Nuno Pereira (Sixty Degrees): “Esperamos que as valências de um portefólio flexível fiquem bem patentes durante 2022”

Sixty Degrees, Nuno Pereira (Sixty Degrees): “Esperamos que as valências de um portefólio flexível fiquem bem patentes durante 2022”
Nuno Pereira. Créditos: Vitor Duarte

Quase a celebrar o seu terceiro aniversário, o Sixty Degrees PPR/OICVM Flexível enfrentou já uma diversidade de cenários de mercado que testaram os métodos e convicções da equipa de gestão. No seu arranque, em 2019, Virgílio Garcia, CFA contava à FundsPeople o objetivo interno da entidade gestora de obter uma rentabilidade líquida anual melhor Euribor +2% numa abordagem agnóstica a benchmarks. Em 2021, o fundo viu não só o seu objetivo de rentabilidade anual atingido, como ultrapassado, o que associado a uma reduzida volatilidade o posicionou como o fundo com melhor retorno por unidade de risco no ano. As convicções e opções de gestão da equipa de quatro gestores são espelhadas na carteira. 

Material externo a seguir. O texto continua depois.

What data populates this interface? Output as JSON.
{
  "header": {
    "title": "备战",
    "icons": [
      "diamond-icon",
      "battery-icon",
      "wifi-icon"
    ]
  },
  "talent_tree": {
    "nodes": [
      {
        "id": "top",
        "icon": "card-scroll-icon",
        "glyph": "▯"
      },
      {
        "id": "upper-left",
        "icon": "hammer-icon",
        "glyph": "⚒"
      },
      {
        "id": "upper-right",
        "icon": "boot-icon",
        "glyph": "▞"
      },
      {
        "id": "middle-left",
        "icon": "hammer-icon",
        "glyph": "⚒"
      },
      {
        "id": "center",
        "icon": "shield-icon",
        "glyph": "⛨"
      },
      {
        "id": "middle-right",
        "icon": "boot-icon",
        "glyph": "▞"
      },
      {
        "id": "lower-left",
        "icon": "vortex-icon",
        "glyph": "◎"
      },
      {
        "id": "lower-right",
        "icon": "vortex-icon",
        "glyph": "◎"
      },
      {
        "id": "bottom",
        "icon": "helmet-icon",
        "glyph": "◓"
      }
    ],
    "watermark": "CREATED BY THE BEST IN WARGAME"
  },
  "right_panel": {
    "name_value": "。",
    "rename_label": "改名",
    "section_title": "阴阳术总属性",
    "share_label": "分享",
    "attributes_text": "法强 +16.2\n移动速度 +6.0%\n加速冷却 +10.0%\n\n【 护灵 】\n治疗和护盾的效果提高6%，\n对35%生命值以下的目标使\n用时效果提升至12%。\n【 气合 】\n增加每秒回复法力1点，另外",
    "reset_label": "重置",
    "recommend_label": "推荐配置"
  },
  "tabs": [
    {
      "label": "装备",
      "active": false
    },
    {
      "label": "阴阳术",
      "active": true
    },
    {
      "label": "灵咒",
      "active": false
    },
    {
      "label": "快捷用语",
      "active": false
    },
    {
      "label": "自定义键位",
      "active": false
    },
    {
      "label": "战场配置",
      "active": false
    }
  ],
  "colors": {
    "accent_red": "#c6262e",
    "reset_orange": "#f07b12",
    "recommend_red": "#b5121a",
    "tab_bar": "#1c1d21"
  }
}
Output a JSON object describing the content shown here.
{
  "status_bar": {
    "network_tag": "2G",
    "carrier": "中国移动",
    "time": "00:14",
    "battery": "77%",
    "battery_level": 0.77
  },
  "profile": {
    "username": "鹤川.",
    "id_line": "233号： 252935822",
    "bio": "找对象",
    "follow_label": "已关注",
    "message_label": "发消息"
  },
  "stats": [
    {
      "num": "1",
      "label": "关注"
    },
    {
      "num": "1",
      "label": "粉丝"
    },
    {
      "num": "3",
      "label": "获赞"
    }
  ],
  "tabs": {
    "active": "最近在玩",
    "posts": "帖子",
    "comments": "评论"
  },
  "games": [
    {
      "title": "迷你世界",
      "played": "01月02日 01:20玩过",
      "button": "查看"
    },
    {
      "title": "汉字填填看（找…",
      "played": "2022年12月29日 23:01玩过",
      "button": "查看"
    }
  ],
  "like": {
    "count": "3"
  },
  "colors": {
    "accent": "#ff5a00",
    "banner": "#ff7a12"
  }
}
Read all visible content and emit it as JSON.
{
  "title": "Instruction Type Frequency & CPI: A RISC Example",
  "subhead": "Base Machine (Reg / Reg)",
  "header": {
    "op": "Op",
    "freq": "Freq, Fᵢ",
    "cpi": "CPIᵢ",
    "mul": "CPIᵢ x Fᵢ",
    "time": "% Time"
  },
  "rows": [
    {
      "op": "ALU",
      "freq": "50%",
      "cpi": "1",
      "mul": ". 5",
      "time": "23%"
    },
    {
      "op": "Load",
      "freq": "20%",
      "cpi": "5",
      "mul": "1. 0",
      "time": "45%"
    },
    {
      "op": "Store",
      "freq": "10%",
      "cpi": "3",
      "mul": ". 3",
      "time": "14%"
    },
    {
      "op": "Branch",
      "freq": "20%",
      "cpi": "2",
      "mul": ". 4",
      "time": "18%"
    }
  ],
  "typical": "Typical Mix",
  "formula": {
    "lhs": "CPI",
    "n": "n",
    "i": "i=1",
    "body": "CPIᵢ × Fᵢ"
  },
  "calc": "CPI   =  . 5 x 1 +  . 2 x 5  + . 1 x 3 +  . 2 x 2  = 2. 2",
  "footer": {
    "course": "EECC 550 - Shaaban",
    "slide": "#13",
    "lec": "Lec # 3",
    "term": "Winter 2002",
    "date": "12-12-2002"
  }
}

Já sobre os drivers de performance em 2021, Nuno Pereira, CFA explicava que “as decisões com contributos mais relevantes para o fundo foram, como seria de esperar, as de alocação entre ativos”. Segundo o CIO da Sixty Degrees, os contributos com maior impacto para a performance do portefólio foram, essencialmente, dois: “A exposição ao dólar norte americano, que foi aumentando ao longo do ano e atingiu um pico de 80%”, e a “decisão de investir em matérias-primas, apesar da contribuição negativa da prata”. A exposição a ações, por seu lado, “apesar de correta, acabou por ser em média muito abaixo daquilo que seria desejável”, comenta o profissional.

A história de 2021

A gestão do PPR flexível da Sixty Degrees revelou-se muito dinâmica ao longo do ano. Nuno Pereira destaca, especialmente, os três vetores de risco onde melhor se viu refletido esse dinamismo: ações, dólar americano e matérias-primas. “O peso em ações começou o ano nos 60%, mas foi diminuindo até 24% em março, após um trimestre mais fraco das ações tecnológicas e emergentes. A exposição inicial só voltou a ser quase reposta na totalidade durante o mês de novembro, na medida em que as empresas mostraram que, apesar das leituras crescentes da inflação e das dificuldades com a cadeia de logística, estavam a ter uma boa performance financeira”, diz. 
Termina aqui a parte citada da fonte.